First step was to get the spacing right. As you can see these carbs are spaced pretty tight already. (At least #1 and #2 are.) In order to do that the old carbs had to come off and I had to take some measurements.
It became apparent that the only way to make this work would be by moving the fuel inlets on the two outer carbs to the outside, as each pair of carbs had to be spaced more than 25mm closer together and at the very most seven or eight mm would have been possible. Luckily the castings were all identical, just drilled according to the individual requirement. As such it was just a matter of drilling out the fuel passage from the other side and then thread both sides.
In order to gain another nine milimetres, the casting boss was milled flush with the carb body.
As there wasn't enough meat to tap the carb bodies in M8x1.00, I had to make three adaptors to use some industrial/hydraulic Lego.
Testfitted the carbs onto the engine.
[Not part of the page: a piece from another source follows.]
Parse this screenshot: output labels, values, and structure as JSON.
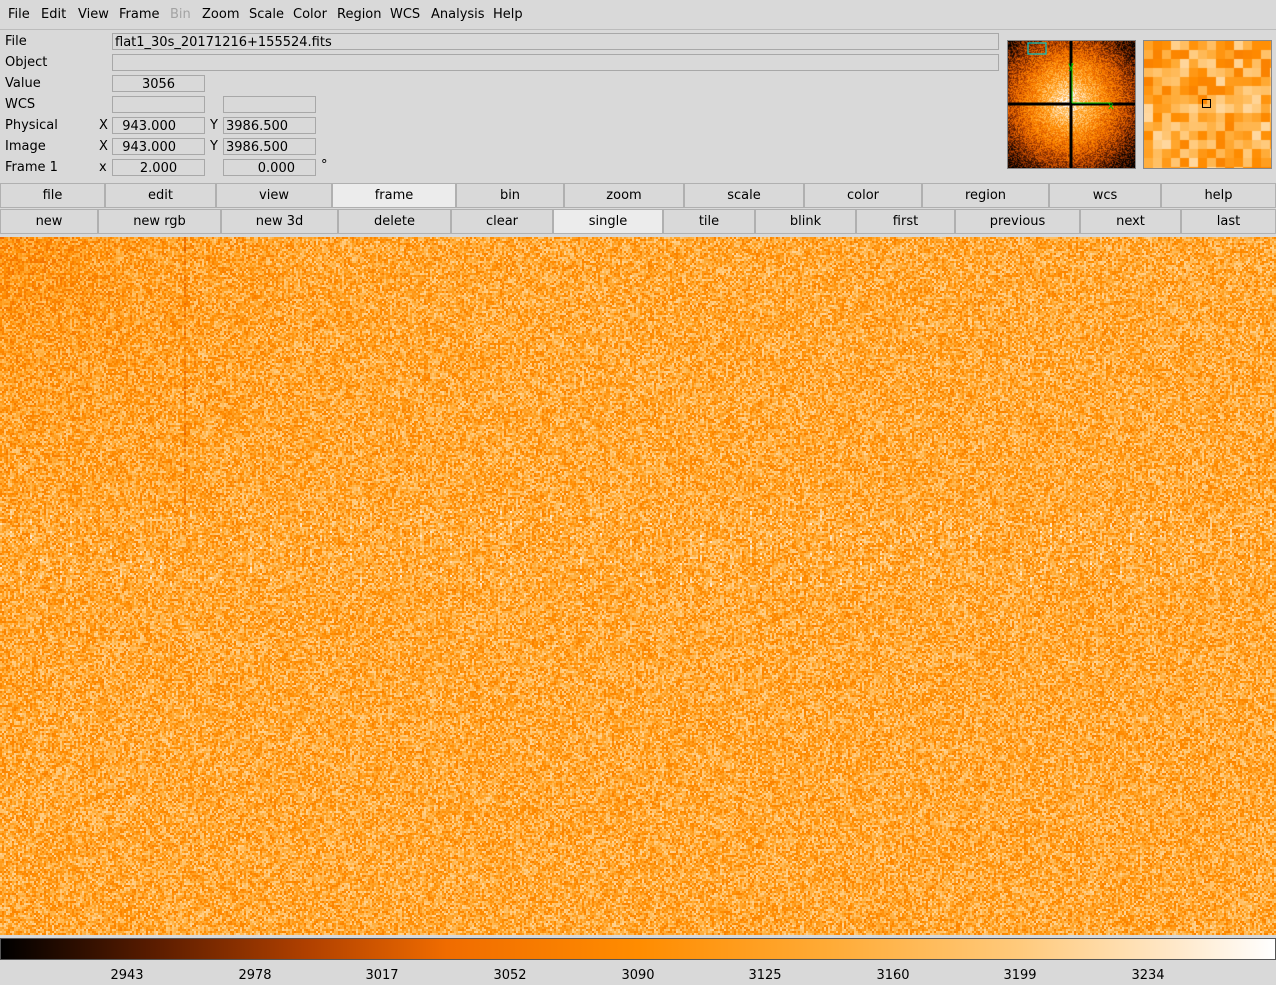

As I have used this type of carbs before on the XS400 RatRacer, I still had a piece of throttle shaft left over, which I used to straighten out the carbs and have them sit as perfectly straight as I could to prevent binding later on.
Quickly tacked the rails together for a test-fit.
And then re-tap (M4) the throttle shaft to accomodate for the new spacing.
And then shorten the throttle shaft on the lathe. (Did I mention, that I got myself a MGEHR16 parting tool? It's the dog's d*ngl**s...)
Sorting out the choke linkage was a beautifully simple job, as it only meant to cut a bit of 4mm stainless rod to length and tighten up the hooks of the choke setup.
Installed and looking d*mn sexy.
They say that every great triumph needs a bit of tragedy.
(Oh and yes, the VM36s will be for sale, once they received a half-decent cleanup.)